"Earth to Erika: An Interplanetary Eclipse"

Description of artwork

by Erika

(written at the time I turned in the painting, which was my final for a college course called "Painting: Ideas in the Brushstroke" that I took in spring of 2000)


Earth to Erika: An Interplanetary Eclipse is a vertical triptych of acrylic paintings. They are mounted on a reddish-brown-painted wooden board of 41 inches by 24.5 inches. The first and second of the pieces are on 11x14" canvas boards and the third on a 17.5-by-12.5-inch canvas, which I stretched using two clumsily attached smaller pieces of canvas and a wooden stretcher that my classmate Nic gave me. The first two are attached with glue and the third with small nails. All are horizontally placed.

The series depicts the first moments of an eclipse of the planet Earth by Andromedia II, one of the imaginary planets I have created in an attempt, failing "fitting in" in this world, to make up ones where I would. I keep volumes of information on these worlds on a shelf in my dorm, written and illustrated in whatever blank books I could find, and the culture and behavior of the people reflect my feelings at the time I invented them. Andromedia II, the second planet I created, is the one that I feel at present best expresses my personality, and so in this piece I chose it to represent me. Since it is supposed to be in the galaxy Andromeda, there is no way it could get as close to Earth as it is pictured, but this use of creative license is necessary to the theme.

The depicted eclipse is an allegory for my life and my movement toward closer interaction with the rest of humanity as I have overcome my autism and Tourette's Syndrome through the use of medications and, like Temple Grandin in Oliver Sacks's An Anthropologist on Mars, studied the human culture until I understood the behavior of my species enough to begin to function like a "normal" person.
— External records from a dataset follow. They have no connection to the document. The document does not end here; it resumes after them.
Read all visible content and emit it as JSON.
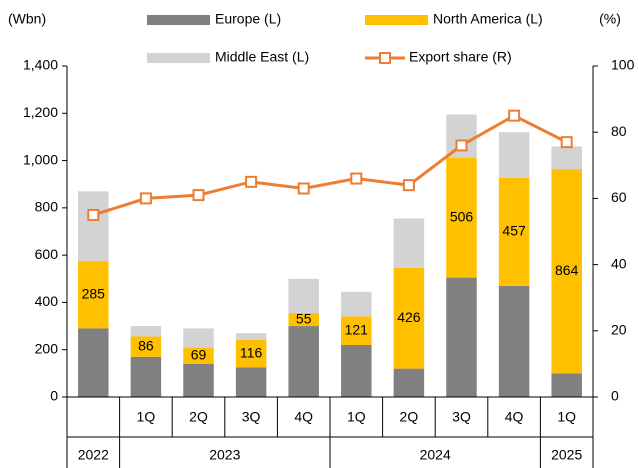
{
  "chart_data": {
    "type": "bar",
    "stacked": true,
    "y_unit": "(Wbn)",
    "y2_unit": "(%)",
    "categories": [
      null,
      "1Q",
      "2Q",
      "3Q",
      "4Q",
      "1Q",
      "2Q",
      "3Q",
      "4Q",
      "1Q"
    ],
    "category_groups": [
      {
        "label": "2022",
        "count": 1
      },
      {
        "label": "2023",
        "count": 4
      },
      {
        "label": "2024",
        "count": 4
      },
      {
        "label": "2025",
        "count": 1
      }
    ],
    "series": [
      {
        "name": "Europe (L)",
        "color": "#808080",
        "values": [
          290,
          170,
          140,
          125,
          300,
          220,
          120,
          505,
          470,
          100
        ]
      },
      {
        "name": "North America (L)",
        "color": "#FFC000",
        "values": [
          285,
          86,
          69,
          116,
          55,
          121,
          426,
          506,
          457,
          864
        ],
        "data_labels": true
      },
      {
        "name": "Middle East (L)",
        "color": "#D3D3D3",
        "values": [
          295,
          44,
          81,
          29,
          145,
          104,
          209,
          184,
          193,
          96
        ]
      },
      {
        "name": "Export share (R)",
        "color": "#ED7D31",
        "type": "line",
        "axis": "y2",
        "values": [
          55,
          60,
          61,
          65,
          63,
          66,
          64,
          76,
          85,
          77
        ]
      }
    ],
    "ylim": [
      0,
      1400
    ],
    "yticks": [
      0,
      200,
      400,
      600,
      800,
      {
        "value": 1000,
        "label": "1,000"
      },
      {
        "value": 1200,
        "label": "1,200"
      },
      {
        "value": 1400,
        "label": "1,400"
      }
    ],
    "y2lim": [
      0,
      100
    ],
    "y2ticks": [
      0,
      20,
      40,
      60,
      80,
      100
    ],
    "legend": "top"
  }
}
The first canvas shows Andromedia II and Earth very far apart, and the seven or eight-year-old image of my face in the planet is looking away from Earth as though completely disinterested. Until my teens I had little concern for what other humans thought of me, and lived in my own world, sharing regular positive interaction only with close relatives, some of my teachers and social workers, and a very small number of my peers. My experiences with peers usually involved inappropriate behavior on my part and/or teasing and tormenting on theirs.

The second shows the planets a little closer, and my face turned an equal distance toward and away from Earth. I am shown about fourteen or fifteen, when I was beginning to realize my predicament: that I was born on a planet where the way I acted was unacceptable, and that I had to learn what behaviors were appropriate here before I could be accepted. At this point I wanted to be accepted; my "human side" was longing for contact with other people, though the rest of me didn"t know how to get such contact, neither understanding nor totally approving of illogical human codes of conduct.

The third, final and largest of the paintings shows "first contact": the moment of the eclipse when my planet begins to cover a tiny corner of Earth, when I start to comprehend a little bit, but not anywhere near all, of what it means to be human; when Earth and Andromedia II have both moved a little closer to each other and the world has shown more and more interest in me and I in it, until the reddish haze around Andromedia II begins to envelop both planets and color the Earth, and I have begun to have a positive effect, leaving my mark on the planet of my birth with my art and my writing. The rotation of Andromedia II is apparent; my face, shown as it is at my current age of eighteen, has made the full turn from looking away from Earth to looking toward it. I am who I am now: a person who has initiated contact with her planet.